The Changing Political Theatre

What began as a self-immolation by an ordinary vegetable vendor over gross injustice has resulted in a significant change in the political landscape of Arab nations. Over 10 countries have been affected to varying degrees (Tunisia, Egypt, Libya, Morocco, Bahrain, Yemen have been directly affected; Israel, Gaza, Syria, Lebanon are indirectly affected by uncertainty because of the tectonic political shifts, mainly in Egypt). More countries have seen change in a brief span than the world has seen in the last half-century (the last major shifts happened when, following the end of WW2, India and several other countries "liberated" themselves from occupiers. Only, this time around, it is their own Governments that are being overthrown.
It is a measure of pride that all these countries have seen non-violent protests; in some, violence has resulted because of the violent response by incumbent Governments. Nice to see that the spirit of the Mahatma lives on in the world. Since non-violent protest is inherent to democracy, even if the governments that emerge are not classical democracies, one thing is sure - they will be closer in spirit to democracy than the predecessor Governments.

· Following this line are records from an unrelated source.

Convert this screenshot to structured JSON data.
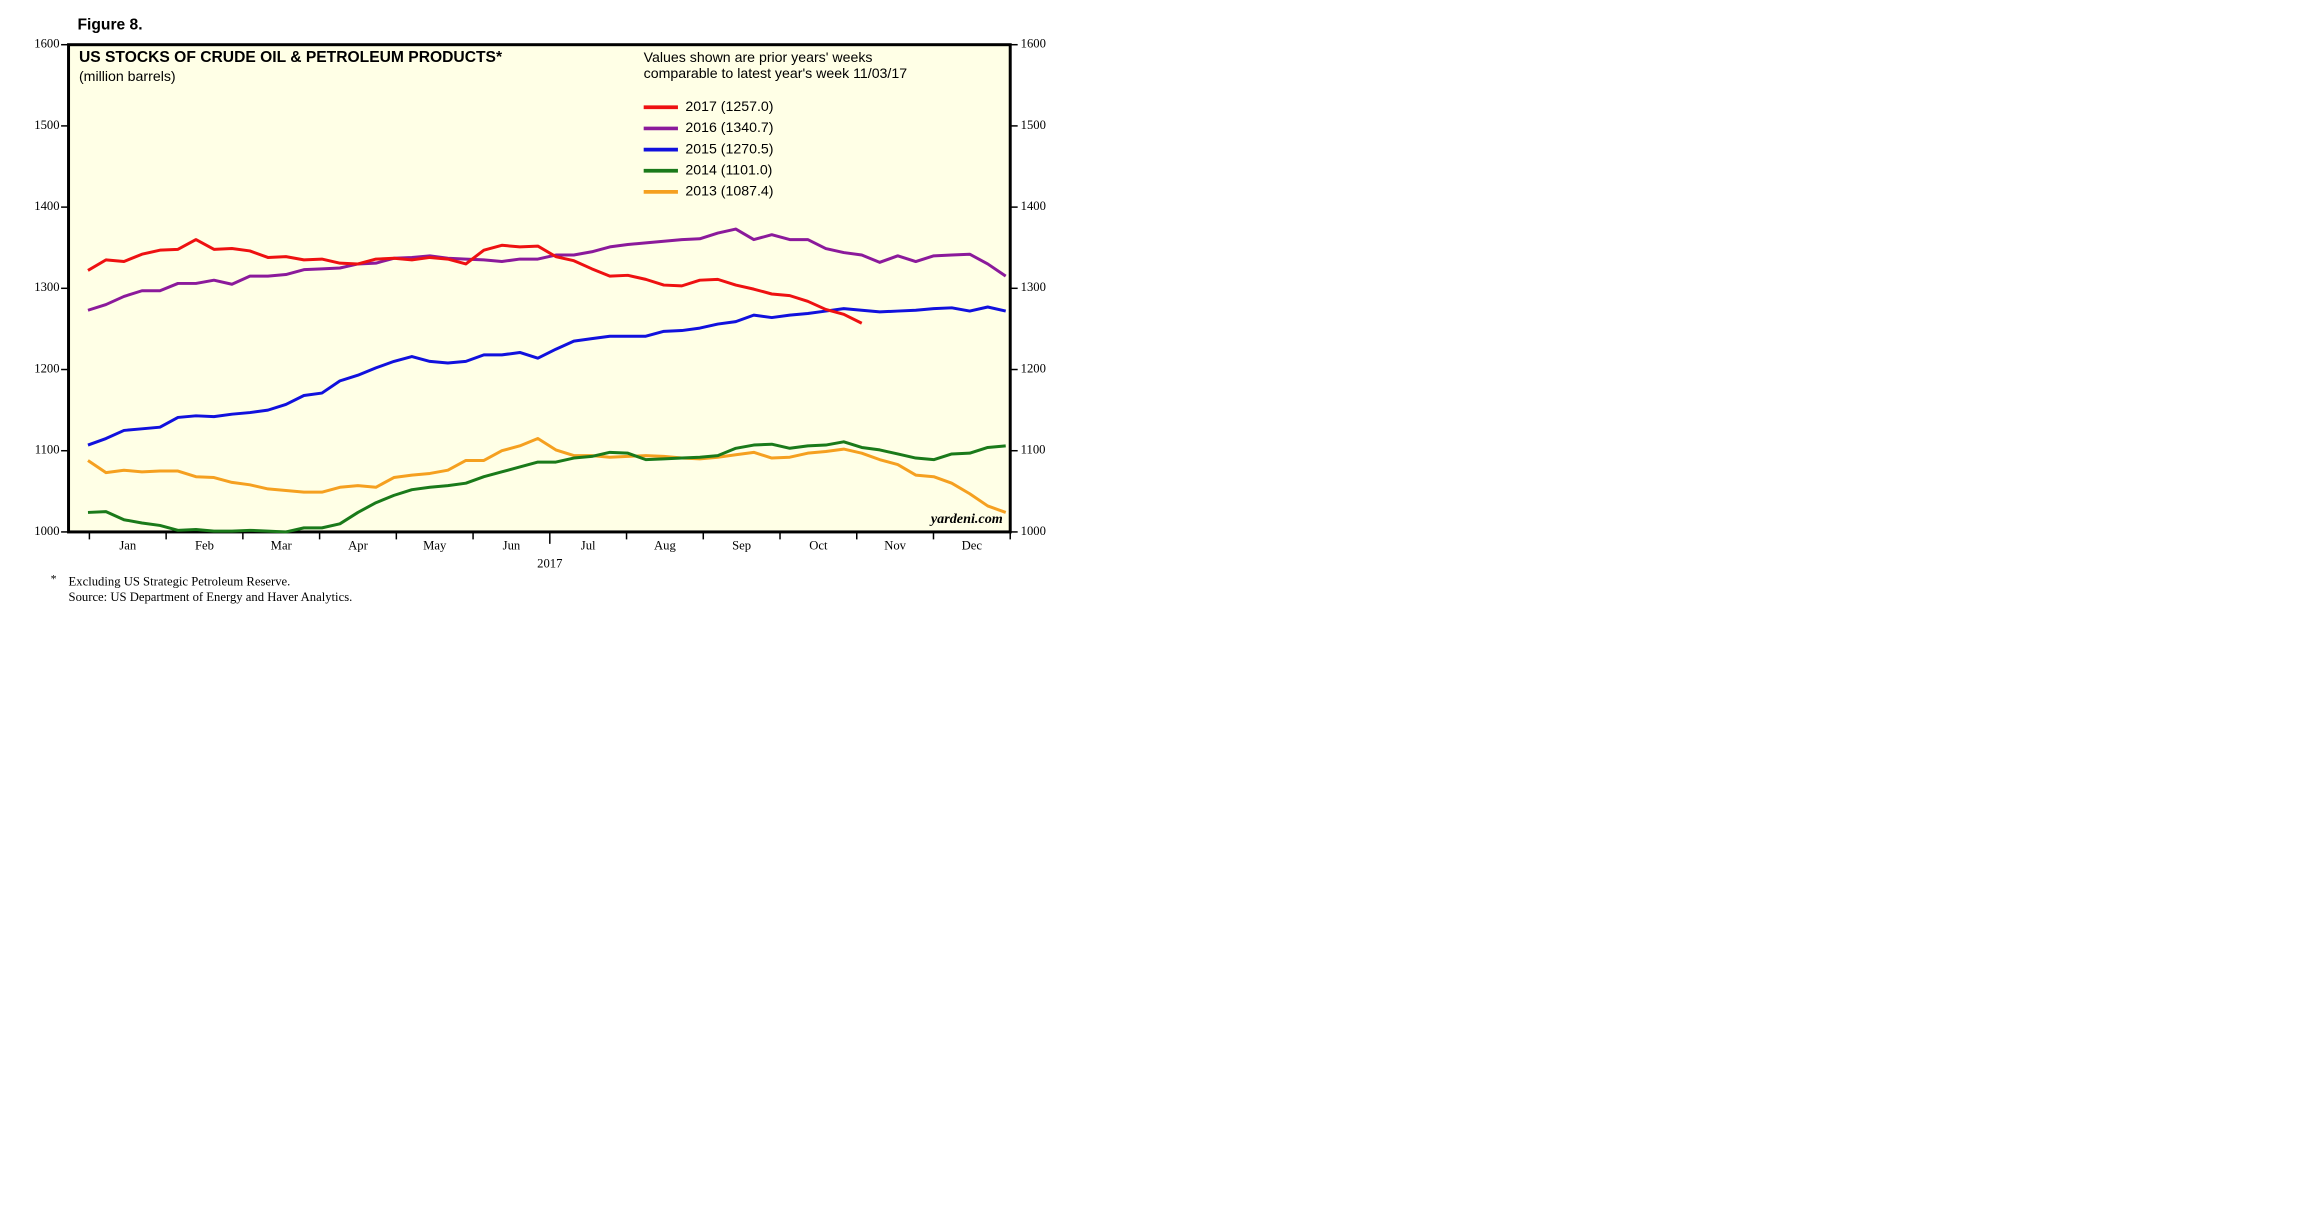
{
  "chart_data": {
    "type": "line",
    "figure_label": "Figure 8.",
    "title": "US STOCKS OF CRUDE OIL & PETROLEUM PRODUCTS*",
    "subtitle": "(million barrels)",
    "note": [
      "Values shown are prior years' weeks",
      "comparable to latest year's week 11/03/17"
    ],
    "watermark": "yardeni.com",
    "x_label": "2017",
    "month_labels": [
      "Jan",
      "Feb",
      "Mar",
      "Apr",
      "May",
      "Jun",
      "Jul",
      "Aug",
      "Sep",
      "Oct",
      "Nov",
      "Dec"
    ],
    "footnote_marker": "*",
    "footnotes": [
      "Excluding US Strategic Petroleum Reserve.",
      "Source: US Department of Energy and Haver Analytics."
    ],
    "x": [
      1,
      2,
      3,
      4,
      5,
      6,
      7,
      8,
      9,
      10,
      11,
      12,
      13,
      14,
      15,
      16,
      17,
      18,
      19,
      20,
      21,
      22,
      23,
      24,
      25,
      26,
      27,
      28,
      29,
      30,
      31,
      32,
      33,
      34,
      35,
      36,
      37,
      38,
      39,
      40,
      41,
      42,
      43,
      44,
      45,
      46,
      47,
      48,
      49,
      50,
      51,
      52
    ],
    "xlim": [
      -0.08,
      52.25
    ],
    "ylim": [
      1000,
      1600
    ],
    "yticks": [
      1000,
      1100,
      1200,
      1300,
      1400,
      1500,
      1600
    ],
    "background": "#ffffe6",
    "series": [
      {
        "name": "2017 (1257.0)",
        "color": "#ee1111",
        "values": [
          1322,
          1335,
          1333,
          1342,
          1347,
          1348,
          1360,
          1348,
          1349,
          1346,
          1338,
          1339,
          1335,
          1336,
          1331,
          1330,
          1336,
          1337,
          1335,
          1338,
          1336,
          1330,
          1347,
          1353,
          1351,
          1352,
          1339,
          1334,
          1324,
          1315,
          1316,
          1311,
          1304,
          1303,
          1310,
          1311,
          1304,
          1299,
          1293,
          1291,
          1284,
          1274,
          1268,
          1257,
          null,
          null,
          null,
          null,
          null,
          null,
          null,
          null
        ]
      },
      {
        "name": "2016 (1340.7)",
        "color": "#8b1a9b",
        "values": [
          1273,
          1280,
          1290,
          1297,
          1297,
          1306,
          1306,
          1310,
          1305,
          1315,
          1315,
          1317,
          1323,
          1324,
          1325,
          1330,
          1331,
          1337,
          1338,
          1340,
          1337,
          1336,
          1335,
          1333,
          1336,
          1336,
          1341,
          1341,
          1345,
          1351,
          1354,
          1356,
          1358,
          1360,
          1361,
          1368,
          1373,
          1360,
          1366,
          1360,
          1360,
          1349,
          1344,
          1341,
          1332,
          1340,
          1333,
          1340,
          1341,
          1342,
          1330,
          1315
        ]
      },
      {
        "name": "2015 (1270.5)",
        "color": "#1111dd",
        "values": [
          1107,
          1115,
          1125,
          1127,
          1129,
          1141,
          1143,
          1142,
          1145,
          1147,
          1150,
          1157,
          1168,
          1171,
          1186,
          1193,
          1202,
          1210,
          1216,
          1210,
          1208,
          1210,
          1218,
          1218,
          1221,
          1214,
          1225,
          1235,
          1238,
          1241,
          1241,
          1241,
          1247,
          1248,
          1251,
          1256,
          1259,
          1267,
          1264,
          1267,
          1269,
          1272,
          1275,
          1273,
          1271,
          1272,
          1273,
          1275,
          1276,
          1272,
          1277,
          1272
        ]
      },
      {
        "name": "2014 (1101.0)",
        "color": "#1a7a1a",
        "values": [
          1024,
          1025,
          1015,
          1011,
          1008,
          1002,
          1003,
          1001,
          1001,
          1002,
          1001,
          1000,
          1005,
          1005,
          1010,
          1024,
          1036,
          1045,
          1052,
          1055,
          1057,
          1060,
          1068,
          1074,
          1080,
          1086,
          1086,
          1091,
          1093,
          1098,
          1097,
          1089,
          1090,
          1091,
          1092,
          1094,
          1103,
          1107,
          1108,
          1103,
          1106,
          1107,
          1111,
          1104,
          1101,
          1096,
          1091,
          1089,
          1096,
          1097,
          1104,
          1106
        ]
      },
      {
        "name": "2013 (1087.4)",
        "color": "#f5a020",
        "values": [
          1088,
          1073,
          1076,
          1074,
          1075,
          1075,
          1068,
          1067,
          1061,
          1058,
          1053,
          1051,
          1049,
          1049,
          1055,
          1057,
          1055,
          1067,
          1070,
          1072,
          1076,
          1088,
          1088,
          1100,
          1106,
          1115,
          1101,
          1094,
          1094,
          1092,
          1093,
          1094,
          1093,
          1091,
          1090,
          1092,
          1095,
          1098,
          1091,
          1092,
          1097,
          1099,
          1102,
          1097,
          1089,
          1083,
          1070,
          1068,
          1060,
          1047,
          1032,
          1024
        ]
      }
    ]
  }
}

The predominant drive is for openness and freedom of expression – which will itself ensure transition to democracy, though there may be local flavours.
Another fallout is that it will leave American foreign policy-makers non-plussed: how can they curry favour with newly minted democracies? What will they use as a fig-leaf for their hegemonic ambitions? George Bush wanted to export democracy to Iraq and Afghanistan and  attempted to rid the world of one despot and religious bigotry to do so. The first happened, the second may never. 

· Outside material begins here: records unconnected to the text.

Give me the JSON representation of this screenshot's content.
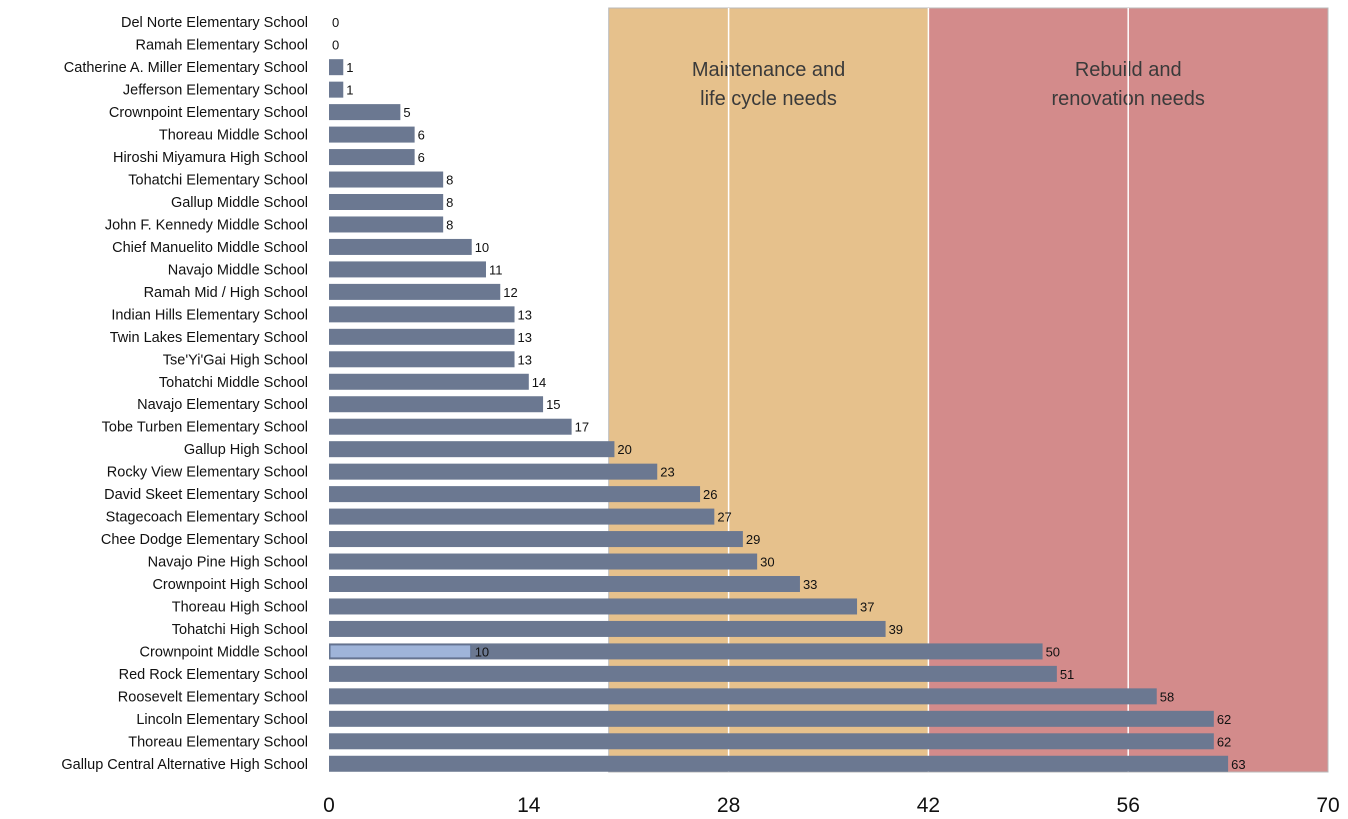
{
  "chart_data": {
    "type": "bar",
    "orientation": "horizontal",
    "categories": [
      "Del Norte Elementary School",
      "Ramah Elementary School",
      "Catherine A. Miller Elementary School",
      "Jefferson Elementary School",
      "Crownpoint Elementary School",
      "Thoreau Middle School",
      "Hiroshi Miyamura High School",
      "Tohatchi Elementary School",
      "Gallup Middle School",
      "John F. Kennedy Middle School",
      "Chief Manuelito Middle School",
      "Navajo Middle School",
      "Ramah Mid / High School",
      "Indian Hills Elementary School",
      "Twin Lakes Elementary School",
      "Tse'Yi'Gai High School",
      "Tohatchi Middle School",
      "Navajo Elementary School",
      "Tobe Turben Elementary School",
      "Gallup High School",
      "Rocky View Elementary School",
      "David Skeet Elementary School",
      "Stagecoach Elementary School",
      "Chee Dodge Elementary School",
      "Navajo Pine High School",
      "Crownpoint High School",
      "Thoreau High School",
      "Tohatchi High School",
      "Crownpoint Middle School",
      "Red Rock Elementary School",
      "Roosevelt Elementary School",
      "Lincoln Elementary School",
      "Thoreau Elementary School",
      "Gallup Central Alternative High School"
    ],
    "values": [
      0,
      0,
      1,
      1,
      5,
      6,
      6,
      8,
      8,
      8,
      10,
      11,
      12,
      13,
      13,
      13,
      14,
      15,
      17,
      20,
      23,
      26,
      27,
      29,
      30,
      33,
      37,
      39,
      50,
      51,
      58,
      62,
      62,
      63
    ],
    "secondary_values": [
      null,
      null,
      null,
      null,
      null,
      null,
      null,
      null,
      null,
      null,
      null,
      null,
      null,
      null,
      null,
      null,
      null,
      null,
      null,
      null,
      null,
      null,
      null,
      null,
      null,
      null,
      null,
      null,
      10,
      null,
      null,
      null,
      null,
      null
    ],
    "xlim": [
      0,
      70
    ],
    "xticks": [
      0,
      14,
      28,
      42,
      56,
      70
    ],
    "grid": "vertical",
    "zones": [
      {
        "label": "Maintenance and life cycle needs",
        "lines": [
          "Maintenance and",
          "life cycle needs"
        ],
        "from": 19.6,
        "to": 42,
        "color": "#e6c18c"
      },
      {
        "label": "Rebuild and renovation needs",
        "lines": [
          "Rebuild and",
          "renovation needs"
        ],
        "from": 42,
        "to": 70,
        "color": "#d38b8b"
      }
    ],
    "colors": {
      "bar": "#6b7891",
      "secondary_bar": "#9fb4d9",
      "secondary_border": "#5f6f8f"
    }
  }
}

Now, Obama cannot use that excuse, because the people themselves have ensured that democracy happens, in so many countries key to America's interests in Arabia.

The next big theatre is Bahrain – which is almost a part of Saudi Arabia (they are linked by a causeway). The US 5th Fleet is based in Bahrain, and thus US and Iranian interests are opposite. Like Iraq under Saddam, Bahrain has a majority Shia population, ruled by Sunnis. Iran, which is Shia majority and Shia-governed, clearly has strong incentive to support overthrow of the Bahraini Government, while Sunni-governed Saudi Arabia has very strong incentive to support it. Hence, we can expect a jittery Saudi ruling elite to crack down heavily and early on any incipient Shia protests in their own country. If they fail, and the contagion of rebellion affects Saudi Arabia too, with Iran ever ready to pour oil on troubled waters, and with the US looking to withdraw combat troops from Iraq in particular, and the Arab peninsula in general, the scenario looks very, very uncertain. 
We have seen how fast the contagion spread from Tunisia to Egypt to Libya. So Bahrain could be the starting point for a similar chain reaction East of the Suez. Thus, quite apart from Libya, the events in Bahrain promise to have strategic overtones that are far more ominous and high-stakes.

As an observer from far-away India, I have a mere academic interest, but I can say from this vantage point that the years 2008 to 2013 will be as world-changing as the years from 1945 to 1950. Democracy, political equations, and the balance of world economic power, will decisively shift. As far as I can see it, India will be a beneficiary because of relative political stability. If only we can cure ourselves of the corruption disease, we can race ahead in the global sweepstakes.